Chapter XVIII

A ROYAL COMMISSION




"A wise man never goes the people's way:
But, as the planets still move contrary
To the world's motion, so doth he, to opinion.
He will examine, if those accidents
Which common fame calls injuries, happen to him
Deservedly or no? Come they deservedly,
They are no wrongs then, but his punishments:
If undeservedly and he not guilty,
The doer of them, first, should blush, not he."

Jonson, The New Inn



Dee had now abandoned all hope of recovering the two Midland parsonages, the small income of which was all that lay between him and utter dependence upon charity. His thoughts were now set on the mastership of St. Cross, at Winchester, a benefice which he had already, some twenty years before, petitioned the Queen to grant. Dr. Bennett, the present master, who had then obtained it, might now, he thought, fitly be made a bishop. The Countess of Warwick secured from the Queen a promise that Dee should have it, "if it were a living fit for me." The Archbishop of Canterbury affirmed that it was most fit for Dee and Dee for it. The Lord Treasurer protested, "I will do what I can with her Majestie to pleasure you therein, Mr. Dee." Lady Warwick, faithful to his cause, repeated her request the following year, and still there was no news of Bennett attaining a mitre. Dee went to Court at Nonsuch in August, and a day or two after his return dined, at Burleigh's invitation, with the Lord Treasurer and his two sons, Sir Robert and Sir Thomas Cecil, at Mr. Maynard's, at Mortlake. Burleigh also sent him venison and invited him again to meet Lord Cobham.

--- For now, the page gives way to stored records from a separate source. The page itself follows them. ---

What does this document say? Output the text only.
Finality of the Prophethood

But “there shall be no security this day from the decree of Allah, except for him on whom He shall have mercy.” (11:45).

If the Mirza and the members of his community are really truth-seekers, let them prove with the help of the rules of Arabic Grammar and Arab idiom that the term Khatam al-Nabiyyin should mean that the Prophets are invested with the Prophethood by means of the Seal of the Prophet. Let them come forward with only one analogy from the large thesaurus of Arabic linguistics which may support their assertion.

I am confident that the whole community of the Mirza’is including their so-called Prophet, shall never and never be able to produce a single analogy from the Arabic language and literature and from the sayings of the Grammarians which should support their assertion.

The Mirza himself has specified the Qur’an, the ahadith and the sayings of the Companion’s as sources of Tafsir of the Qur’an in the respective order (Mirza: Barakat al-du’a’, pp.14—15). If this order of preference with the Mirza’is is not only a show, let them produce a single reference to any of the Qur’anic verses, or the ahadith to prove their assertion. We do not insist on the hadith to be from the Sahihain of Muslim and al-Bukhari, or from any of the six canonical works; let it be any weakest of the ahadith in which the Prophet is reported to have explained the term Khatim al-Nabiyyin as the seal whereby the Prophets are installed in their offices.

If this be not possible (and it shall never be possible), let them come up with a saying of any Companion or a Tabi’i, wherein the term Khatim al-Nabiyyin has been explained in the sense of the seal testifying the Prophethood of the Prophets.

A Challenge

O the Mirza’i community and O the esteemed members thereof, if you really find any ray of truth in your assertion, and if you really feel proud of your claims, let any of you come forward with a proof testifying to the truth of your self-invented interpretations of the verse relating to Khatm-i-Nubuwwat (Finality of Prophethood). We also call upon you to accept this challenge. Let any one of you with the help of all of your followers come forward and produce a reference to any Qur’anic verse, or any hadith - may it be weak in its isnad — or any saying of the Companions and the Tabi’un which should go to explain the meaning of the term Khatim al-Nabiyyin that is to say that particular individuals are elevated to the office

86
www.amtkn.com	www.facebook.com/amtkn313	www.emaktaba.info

All promised their influence in obtaining for him the coveted Mastership. But it was another castle in the air. His friends were extremely good to him. In May, 1591, he says:

"Sir Thomas Jones, Knight (unaxed) offered me his castell of Emlyn in Wales to dwell in so long as he had any interest in it, whose lease dureth yet twelve yeres, freely with commodities adjoining unto it; and also to have as much mow land for rent as myght pleasure me sufficiently. The 27th day he confirmed the same his offer agayn before Mr. John Harbert, Master of the Requestes, in his hall at Mortlake, which his offers I did accept of and he was glad thereof."